Mit DFBnet Lizenz lassen sich seit 2004 Trainer- und Schiedsrichterlizenzen verwalten und entsprechende Ausweise ausstellen. Das Modul DFBnet Pass kam im Sommer 2005 hinzu und lieferte analog dazu ein System für die Verwaltung von Spielerpässen samt Spielberechtigungen. Diese Aufgaben waren bis zu diesen jeweiligen Zeitpunkten von verbandseigenen Softwarelösungen angegangen worden, die aber insbesondere die übergreifende Zusammenarbeit, beispielsweise beim internationalen Spielerwechsel oder bei einem Wechsel über Verbandsgrenzen hinweg, nicht elektronisch unterstützen konnten.

Geschäftsführer Kurt Gärtner (rechts) und Marketing-Leiter Ingo Thomann von DFB Medien vor der DFB-Zentrale in Frankfurt.
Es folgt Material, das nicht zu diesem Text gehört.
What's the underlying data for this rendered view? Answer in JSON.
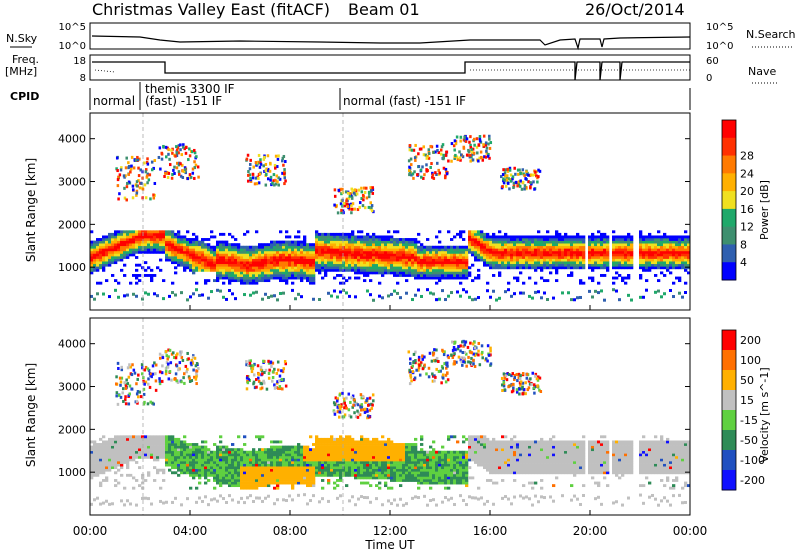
{
  "header": {
    "title": "Christmas Valley East (fitACF)",
    "beam": "Beam 01",
    "date": "26/Oct/2014"
  },
  "time_axis": {
    "label": "Time UT",
    "ticks": [
      "00:00",
      "04:00",
      "08:00",
      "12:00",
      "16:00",
      "20:00",
      "00:00"
    ]
  },
  "nsky_panel": {
    "left_label": "N.Sky",
    "right_label": "N.Search",
    "left_ticks": [
      "10^5",
      "10^0"
    ],
    "right_ticks": [
      "10^5",
      "10^0"
    ]
  },
  "freq_panel": {
    "left_label_1": "Freq.",
    "left_label_2": "[MHz]",
    "right_label": "Nave",
    "left_ticks": [
      "18",
      "8"
    ],
    "right_ticks": [
      "60",
      "0"
    ]
  },
  "cpid": {
    "label": "CPID",
    "segments": [
      {
        "text": "normal"
      },
      {
        "text": "themis 3300 IF"
      },
      {
        "text": "(fast) -151 IF"
      },
      {
        "text": "normal (fast) -151 IF"
      }
    ]
  },
  "chart_data": [
    {
      "type": "heatmap",
      "quantity": "Power",
      "ylabel": "Slant Range [km]",
      "colorbar_label": "Power [dB]",
      "ylim": [
        0,
        4600
      ],
      "y_ticks": [
        "1000",
        "2000",
        "3000",
        "4000"
      ],
      "colorbar_ticks": [
        "4",
        "8",
        "12",
        "16",
        "20",
        "24",
        "28"
      ],
      "colors": [
        "#0000ff",
        "#2f5faf",
        "#3e8f6f",
        "#1fa86a",
        "#f0e020",
        "#ffb000",
        "#ff7a00",
        "#ff3000",
        "#ff0000"
      ]
    },
    {
      "type": "heatmap",
      "quantity": "Velocity",
      "ylabel": "Slant Range [km]",
      "colorbar_label": "Velocity [m s^-1]",
      "ylim": [
        0,
        4600
      ],
      "y_ticks": [
        "1000",
        "2000",
        "3000",
        "4000"
      ],
      "colorbar_ticks": [
        "200",
        "100",
        "50",
        "15",
        "-15",
        "-50",
        "-100",
        "-200"
      ],
      "colors": [
        "#1010ff",
        "#2050c0",
        "#2e8b57",
        "#5fd040",
        "#c0c0c0",
        "#ffb000",
        "#ff7000",
        "#ff0000"
      ]
    }
  ]
}
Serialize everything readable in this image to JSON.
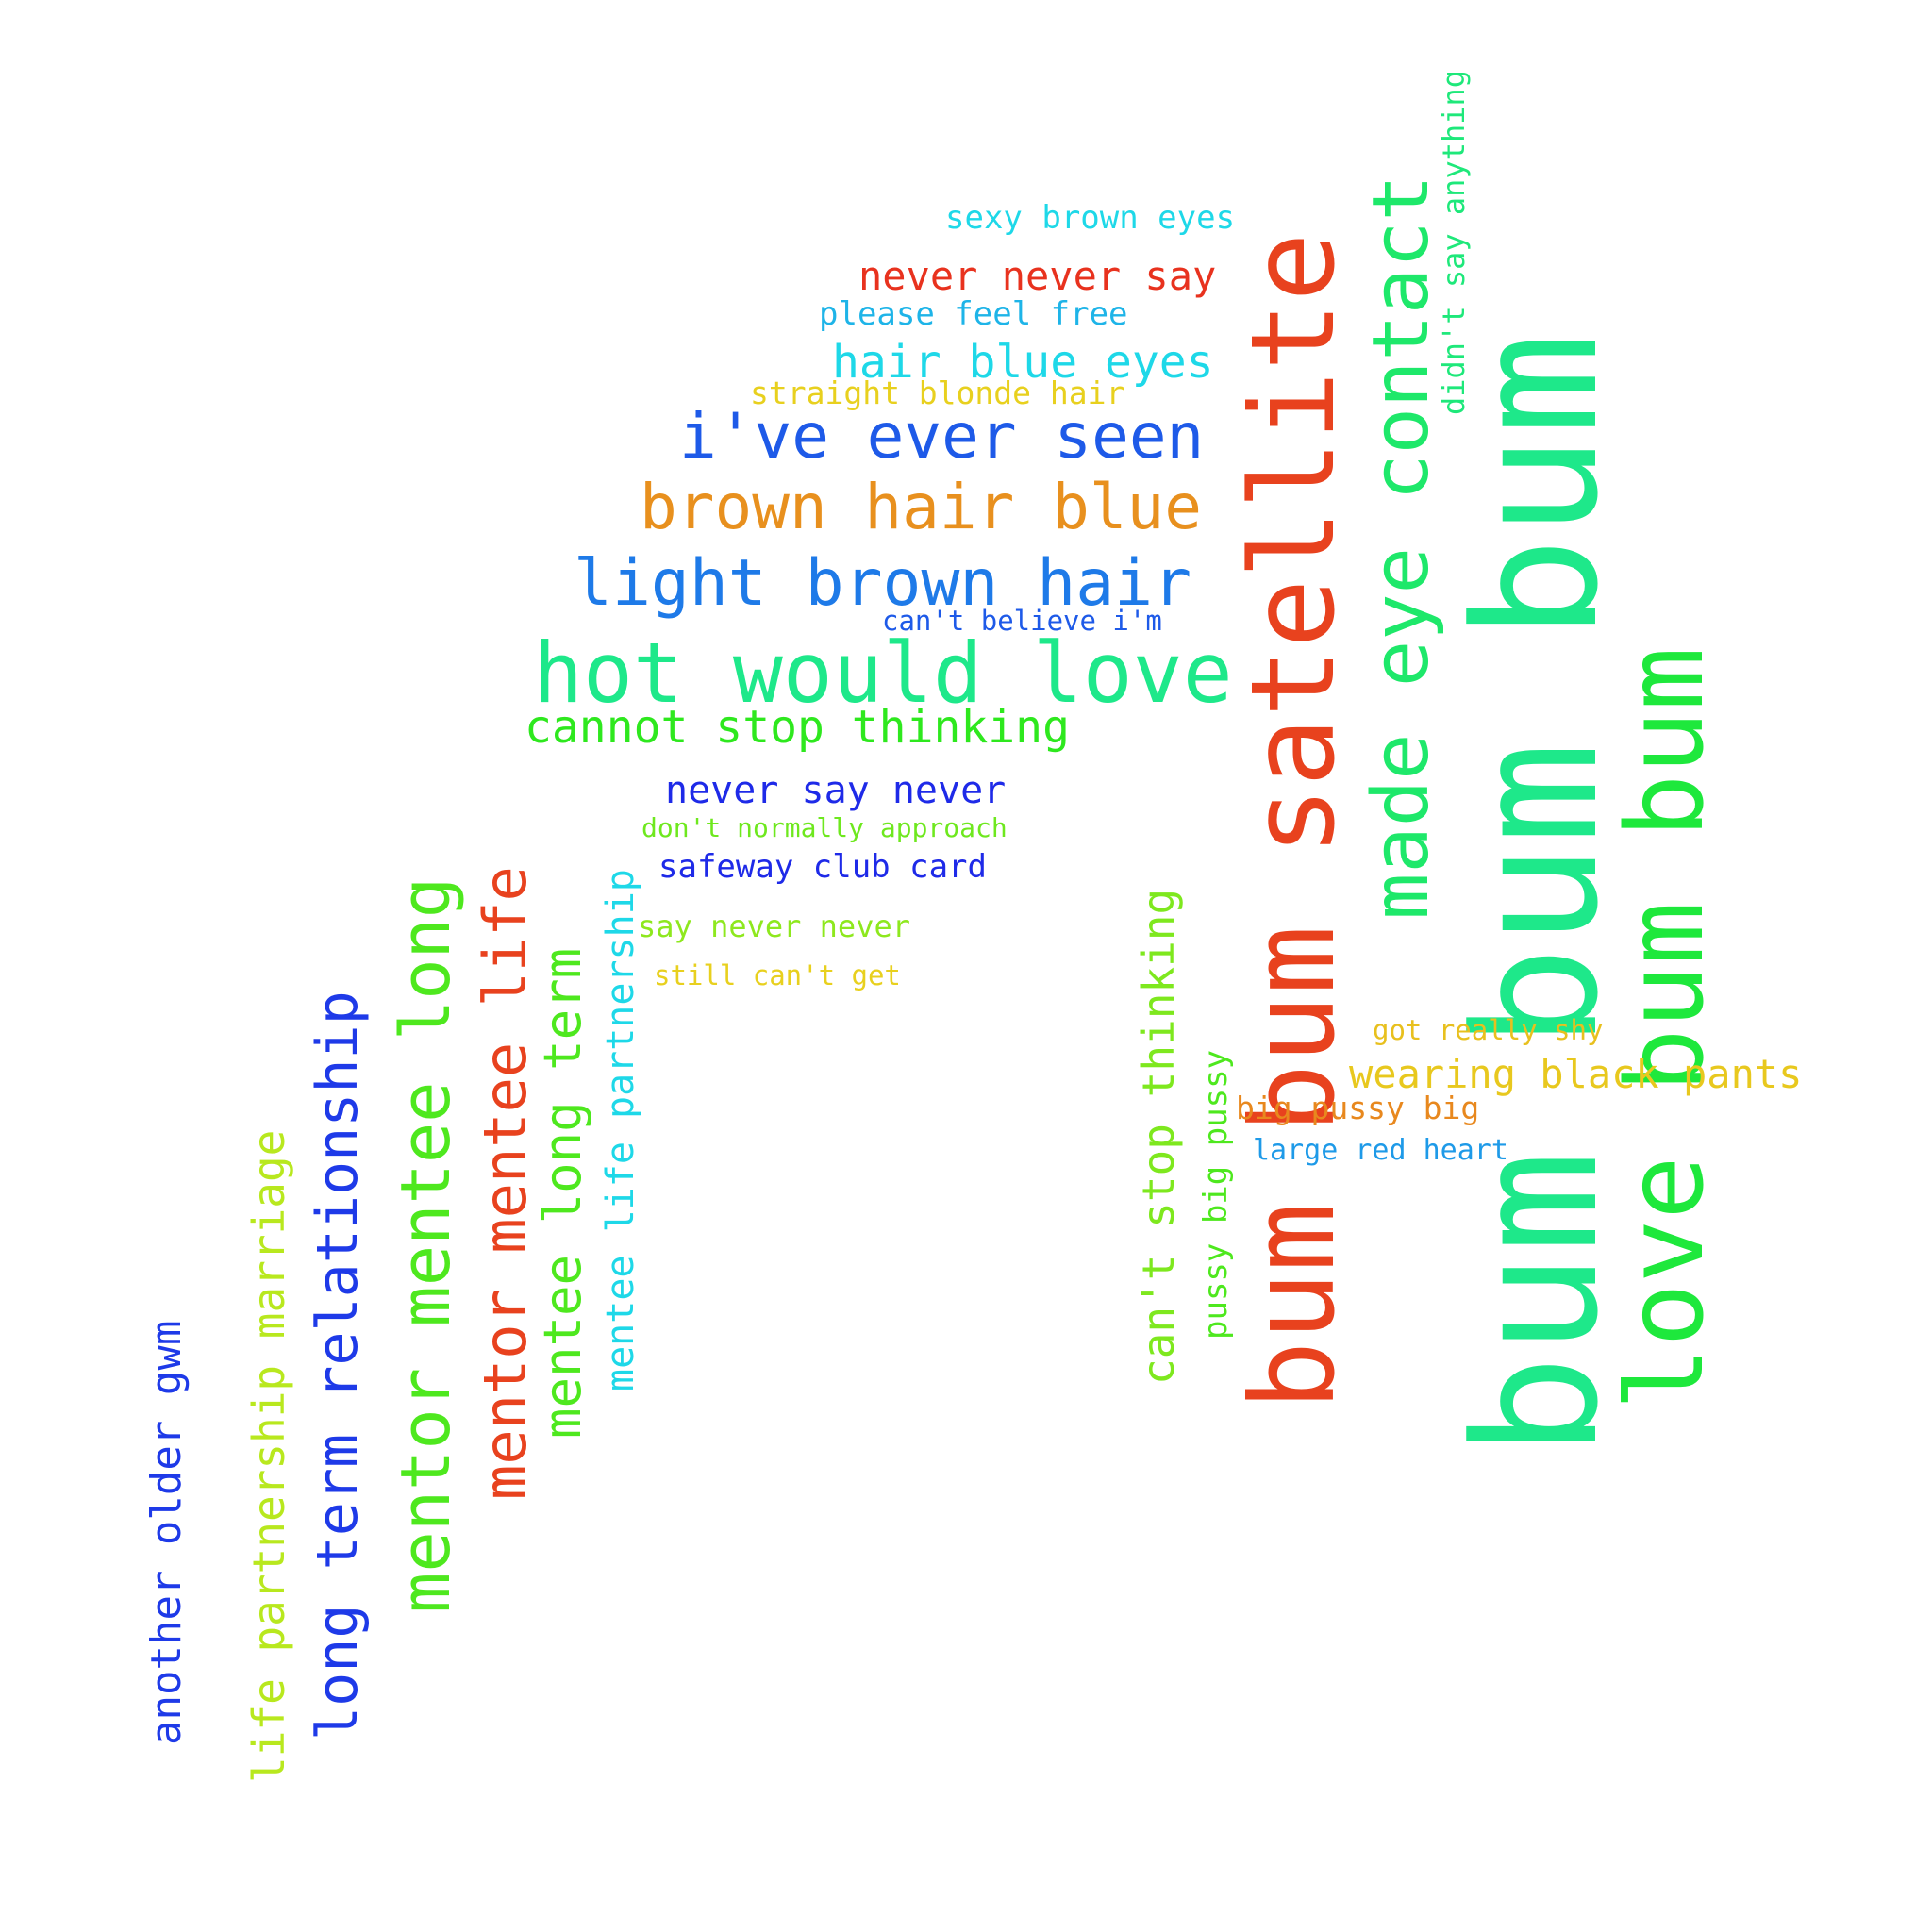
{
  "words": [
    {
      "id": "w01",
      "text": "bum bum bum",
      "color": "#1ee88a"
    },
    {
      "id": "w02",
      "text": "bum bum satellite",
      "color": "#e8421e"
    },
    {
      "id": "w03",
      "text": "love bum bum",
      "color": "#1ee83c"
    },
    {
      "id": "w04",
      "text": "made eye contact",
      "color": "#1ee86a"
    },
    {
      "id": "w05",
      "text": "hot would love",
      "color": "#1ee88a"
    },
    {
      "id": "w06",
      "text": "light brown hair",
      "color": "#1e7ae8"
    },
    {
      "id": "w07",
      "text": "brown hair blue",
      "color": "#e8901e"
    },
    {
      "id": "w08",
      "text": "i've ever seen",
      "color": "#1e5ae8"
    },
    {
      "id": "w09",
      "text": "cannot stop thinking",
      "color": "#2ee81e"
    },
    {
      "id": "w10",
      "text": "mentor mentee long",
      "color": "#4ee81e"
    },
    {
      "id": "w11",
      "text": "mentor mentee life",
      "color": "#e8421e"
    },
    {
      "id": "w12",
      "text": "long term relationship",
      "color": "#1e3ae8"
    },
    {
      "id": "w13",
      "text": "mentee long term",
      "color": "#4ee81e"
    },
    {
      "id": "w14",
      "text": "mentee life partnership",
      "color": "#1ed8e8"
    },
    {
      "id": "w15",
      "text": "life partnership marriage",
      "color": "#b8e81e"
    },
    {
      "id": "w16",
      "text": "another older gwm",
      "color": "#1e3ae8"
    },
    {
      "id": "w17",
      "text": "can't stop thinking",
      "color": "#7ee81e"
    },
    {
      "id": "w18",
      "text": "pussy big pussy",
      "color": "#4ee81e"
    },
    {
      "id": "w19",
      "text": "hair blue eyes",
      "color": "#1ed8e8"
    },
    {
      "id": "w20",
      "text": "never say never",
      "color": "#1e2ae8"
    },
    {
      "id": "w21",
      "text": "sexy brown eyes",
      "color": "#1ed8e8"
    },
    {
      "id": "w22",
      "text": "never never say",
      "color": "#e8321e"
    },
    {
      "id": "w23",
      "text": "please feel free",
      "color": "#1eb4e8"
    },
    {
      "id": "w24",
      "text": "straight blonde hair",
      "color": "#e8d01e"
    },
    {
      "id": "w25",
      "text": "can't believe i'm",
      "color": "#1e5ae8"
    },
    {
      "id": "w26",
      "text": "don't normally approach",
      "color": "#6ee81e"
    },
    {
      "id": "w27",
      "text": "safeway club card",
      "color": "#1e2ae8"
    },
    {
      "id": "w28",
      "text": "say never never",
      "color": "#8ee81e"
    },
    {
      "id": "w29",
      "text": "still can't get",
      "color": "#e8d01e"
    },
    {
      "id": "w30",
      "text": "didn't say anything",
      "color": "#1ee87a"
    },
    {
      "id": "w31",
      "text": "got really shy",
      "color": "#e8c01e"
    },
    {
      "id": "w32",
      "text": "wearing black pants",
      "color": "#e8c81e"
    },
    {
      "id": "w33",
      "text": "big pussy big",
      "color": "#e8881e"
    },
    {
      "id": "w34",
      "text": "large red heart",
      "color": "#1e9ae8"
    }
  ]
}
Geschäftsführer Kurt Gärtner (rechts) und Marketing-Leiter Ingo Thomann von DFB Medien vor der DFB-Zentrale in Frankfurt.
Foto: DFB Medien

"Die föderalen Strukturen der Verbandswelt und die unterschiedlichen Anforderungen der Verbände haben manchen Kompromiss in der Vorgehensweise gefordert", so Kurt Gärtner, Geschäftsführer von DFB Medien. So wurden zunächst die Lösungen entwickelt, die die Verbände noch nicht in Eigenregie umgesetzt hatten, erst anschließend die bereits vorhandenen Prozesse standardisiert. "Aus systemtechnischer Sicht wäre eine andere Reihenfolge der zu programmierenden Anwendungen einfacher gewesen, da so immer wieder mit Schnittstellen und Übergangslösungen operiert werden musste", räumt Gärtner ein.